Romania needs to cut spending to bring down interest rates and inflation. It should open up financially to capital flows and assume the risks that entails. It needs to sell off its remaining companies before they lose what value they still hold, and to close what cannot be sold or given away. It must collect taxes more efficiently and stop the annual ritual of a tax amnesty, which only increases the moral hazards associated with such practices. It needs to reform and consolidate the fragmented and inefficient agricultural sector, which accounts for a large chunk of GDP. And it needs to tighten the self-imposed deadlines and targets it has given itself. Why wait until 2003 or 2004 to sell off the largest bank in Romania or the state oil company? Why drag out the long awaited single-digit inflation targets until 2004 and beyond?

Difficulties lie ahead

Romania’s economy faces no immediate dangers. It can maintain its present course, quite likely, through 2003. However, on present trends, 2004 looks to be a difficult year.

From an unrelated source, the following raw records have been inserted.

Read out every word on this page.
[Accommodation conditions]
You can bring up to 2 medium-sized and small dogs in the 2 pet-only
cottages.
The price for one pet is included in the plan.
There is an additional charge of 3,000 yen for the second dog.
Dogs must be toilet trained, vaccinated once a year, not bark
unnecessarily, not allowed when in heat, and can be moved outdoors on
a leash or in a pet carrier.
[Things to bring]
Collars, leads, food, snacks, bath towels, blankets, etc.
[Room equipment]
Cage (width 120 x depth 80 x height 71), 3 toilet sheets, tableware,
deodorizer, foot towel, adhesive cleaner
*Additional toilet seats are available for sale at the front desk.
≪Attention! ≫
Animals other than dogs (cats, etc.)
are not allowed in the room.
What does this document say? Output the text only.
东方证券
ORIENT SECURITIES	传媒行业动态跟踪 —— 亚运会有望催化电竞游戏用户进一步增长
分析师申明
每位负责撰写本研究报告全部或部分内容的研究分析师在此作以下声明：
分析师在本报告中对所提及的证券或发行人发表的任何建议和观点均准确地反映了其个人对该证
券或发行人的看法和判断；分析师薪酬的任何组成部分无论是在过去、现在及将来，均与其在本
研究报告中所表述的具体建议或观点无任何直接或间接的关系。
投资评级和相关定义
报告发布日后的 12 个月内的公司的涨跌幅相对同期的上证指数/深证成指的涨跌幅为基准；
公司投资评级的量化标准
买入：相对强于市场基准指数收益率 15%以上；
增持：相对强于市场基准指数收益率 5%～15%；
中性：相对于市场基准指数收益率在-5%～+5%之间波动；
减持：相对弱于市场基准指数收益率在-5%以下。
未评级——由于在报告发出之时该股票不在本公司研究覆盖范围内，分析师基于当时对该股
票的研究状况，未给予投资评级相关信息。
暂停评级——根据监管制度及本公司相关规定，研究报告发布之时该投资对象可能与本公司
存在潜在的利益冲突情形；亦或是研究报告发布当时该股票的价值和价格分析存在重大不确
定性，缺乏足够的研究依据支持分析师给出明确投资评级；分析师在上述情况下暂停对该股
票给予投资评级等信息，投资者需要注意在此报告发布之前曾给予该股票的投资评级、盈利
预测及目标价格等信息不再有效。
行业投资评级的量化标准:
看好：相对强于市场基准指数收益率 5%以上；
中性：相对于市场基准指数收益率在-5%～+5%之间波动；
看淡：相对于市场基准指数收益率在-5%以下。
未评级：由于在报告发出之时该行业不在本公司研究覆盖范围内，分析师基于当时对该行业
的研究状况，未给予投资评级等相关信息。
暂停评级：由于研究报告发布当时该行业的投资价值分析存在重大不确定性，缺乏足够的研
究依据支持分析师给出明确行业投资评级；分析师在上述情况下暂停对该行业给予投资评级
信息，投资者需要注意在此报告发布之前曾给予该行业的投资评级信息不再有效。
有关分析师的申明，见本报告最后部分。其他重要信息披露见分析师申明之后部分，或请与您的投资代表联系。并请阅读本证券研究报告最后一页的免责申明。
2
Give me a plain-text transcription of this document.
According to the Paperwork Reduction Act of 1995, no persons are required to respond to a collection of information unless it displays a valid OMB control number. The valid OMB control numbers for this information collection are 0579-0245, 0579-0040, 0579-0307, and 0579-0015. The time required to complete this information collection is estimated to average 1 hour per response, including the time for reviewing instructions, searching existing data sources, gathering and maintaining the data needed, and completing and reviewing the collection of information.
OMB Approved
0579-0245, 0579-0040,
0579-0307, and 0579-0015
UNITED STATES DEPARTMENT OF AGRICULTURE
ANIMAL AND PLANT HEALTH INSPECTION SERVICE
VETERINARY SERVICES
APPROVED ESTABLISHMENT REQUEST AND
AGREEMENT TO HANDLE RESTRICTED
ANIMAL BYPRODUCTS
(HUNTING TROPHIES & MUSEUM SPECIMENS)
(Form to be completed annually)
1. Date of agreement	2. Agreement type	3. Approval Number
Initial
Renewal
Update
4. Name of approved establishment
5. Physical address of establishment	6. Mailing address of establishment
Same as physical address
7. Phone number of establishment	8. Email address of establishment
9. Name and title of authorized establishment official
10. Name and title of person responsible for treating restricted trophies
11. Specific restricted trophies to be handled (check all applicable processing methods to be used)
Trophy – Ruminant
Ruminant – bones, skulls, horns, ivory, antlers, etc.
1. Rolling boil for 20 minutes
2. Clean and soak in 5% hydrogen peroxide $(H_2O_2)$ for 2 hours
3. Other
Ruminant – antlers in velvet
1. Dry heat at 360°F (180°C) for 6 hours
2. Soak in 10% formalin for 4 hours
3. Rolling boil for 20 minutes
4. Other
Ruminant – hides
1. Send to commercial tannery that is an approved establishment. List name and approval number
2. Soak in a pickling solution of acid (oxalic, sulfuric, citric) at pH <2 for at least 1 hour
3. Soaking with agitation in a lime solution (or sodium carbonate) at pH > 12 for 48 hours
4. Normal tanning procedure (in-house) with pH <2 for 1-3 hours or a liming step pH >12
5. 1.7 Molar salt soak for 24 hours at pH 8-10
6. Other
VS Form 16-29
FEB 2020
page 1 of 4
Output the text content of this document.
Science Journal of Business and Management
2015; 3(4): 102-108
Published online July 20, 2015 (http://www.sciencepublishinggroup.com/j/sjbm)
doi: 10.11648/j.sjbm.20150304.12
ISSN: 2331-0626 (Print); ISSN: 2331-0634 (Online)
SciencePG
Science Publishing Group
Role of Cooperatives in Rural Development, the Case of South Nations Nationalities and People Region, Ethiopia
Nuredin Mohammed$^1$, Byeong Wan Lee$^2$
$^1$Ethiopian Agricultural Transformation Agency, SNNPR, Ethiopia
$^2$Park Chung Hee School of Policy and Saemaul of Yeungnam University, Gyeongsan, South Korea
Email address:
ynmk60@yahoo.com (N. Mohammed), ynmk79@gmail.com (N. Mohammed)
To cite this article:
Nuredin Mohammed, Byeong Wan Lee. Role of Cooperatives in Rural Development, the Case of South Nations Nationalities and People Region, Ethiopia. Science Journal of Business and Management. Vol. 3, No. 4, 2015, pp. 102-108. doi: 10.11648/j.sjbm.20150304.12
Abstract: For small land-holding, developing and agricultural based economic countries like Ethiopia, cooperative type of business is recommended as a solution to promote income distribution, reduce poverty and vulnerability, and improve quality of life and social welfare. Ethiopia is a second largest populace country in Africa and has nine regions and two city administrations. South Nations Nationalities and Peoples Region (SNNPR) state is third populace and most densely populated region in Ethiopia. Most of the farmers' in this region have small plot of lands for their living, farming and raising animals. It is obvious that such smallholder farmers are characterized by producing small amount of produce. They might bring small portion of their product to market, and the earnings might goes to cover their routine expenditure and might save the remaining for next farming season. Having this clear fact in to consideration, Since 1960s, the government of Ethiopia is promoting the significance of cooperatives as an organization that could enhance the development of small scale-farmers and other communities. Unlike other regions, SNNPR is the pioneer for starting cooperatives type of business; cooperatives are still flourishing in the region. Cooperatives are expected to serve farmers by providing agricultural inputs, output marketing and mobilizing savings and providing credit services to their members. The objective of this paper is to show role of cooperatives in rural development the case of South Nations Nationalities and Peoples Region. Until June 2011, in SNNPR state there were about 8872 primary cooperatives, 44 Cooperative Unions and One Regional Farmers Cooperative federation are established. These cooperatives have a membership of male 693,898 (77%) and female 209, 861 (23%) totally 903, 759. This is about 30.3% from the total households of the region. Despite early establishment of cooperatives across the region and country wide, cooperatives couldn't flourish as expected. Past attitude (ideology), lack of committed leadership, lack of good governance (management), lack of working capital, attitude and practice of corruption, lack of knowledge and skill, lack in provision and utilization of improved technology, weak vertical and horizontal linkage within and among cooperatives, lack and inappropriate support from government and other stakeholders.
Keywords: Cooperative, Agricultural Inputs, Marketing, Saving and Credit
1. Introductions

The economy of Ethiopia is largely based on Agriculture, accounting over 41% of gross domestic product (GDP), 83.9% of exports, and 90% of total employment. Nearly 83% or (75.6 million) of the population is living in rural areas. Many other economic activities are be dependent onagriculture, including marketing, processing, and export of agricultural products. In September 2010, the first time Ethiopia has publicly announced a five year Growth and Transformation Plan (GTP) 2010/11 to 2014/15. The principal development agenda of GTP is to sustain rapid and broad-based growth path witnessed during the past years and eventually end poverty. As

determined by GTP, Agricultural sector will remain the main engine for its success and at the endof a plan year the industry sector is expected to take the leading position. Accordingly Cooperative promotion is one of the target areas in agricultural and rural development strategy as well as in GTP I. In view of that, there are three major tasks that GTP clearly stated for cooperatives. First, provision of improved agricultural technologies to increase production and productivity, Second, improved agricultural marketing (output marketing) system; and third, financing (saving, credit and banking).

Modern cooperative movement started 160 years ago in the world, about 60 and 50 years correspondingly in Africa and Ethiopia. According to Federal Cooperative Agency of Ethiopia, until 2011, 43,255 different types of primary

Being an election year, it is likely that everything will be done to postpone a crisis until 2005 and so, in effect, accentuate it.

To tempt foreign investors, Romania’s policy makers need to eliminate the conditions that give rise to such potentially negative scenarios.

Romania is not special – no country is. Its policy makers need to understand that it will succeed in courting foreign capital only through aggressive, decisive and sustained bouts of economic reform. Erring on the wrong side of prudence will perpetuate the country’s boom-and-bust cycle.

Investors always have a choice. Romania does not.

Matei Paun is a partner in HTI Group, a Romanian brokerage and financial advisory group.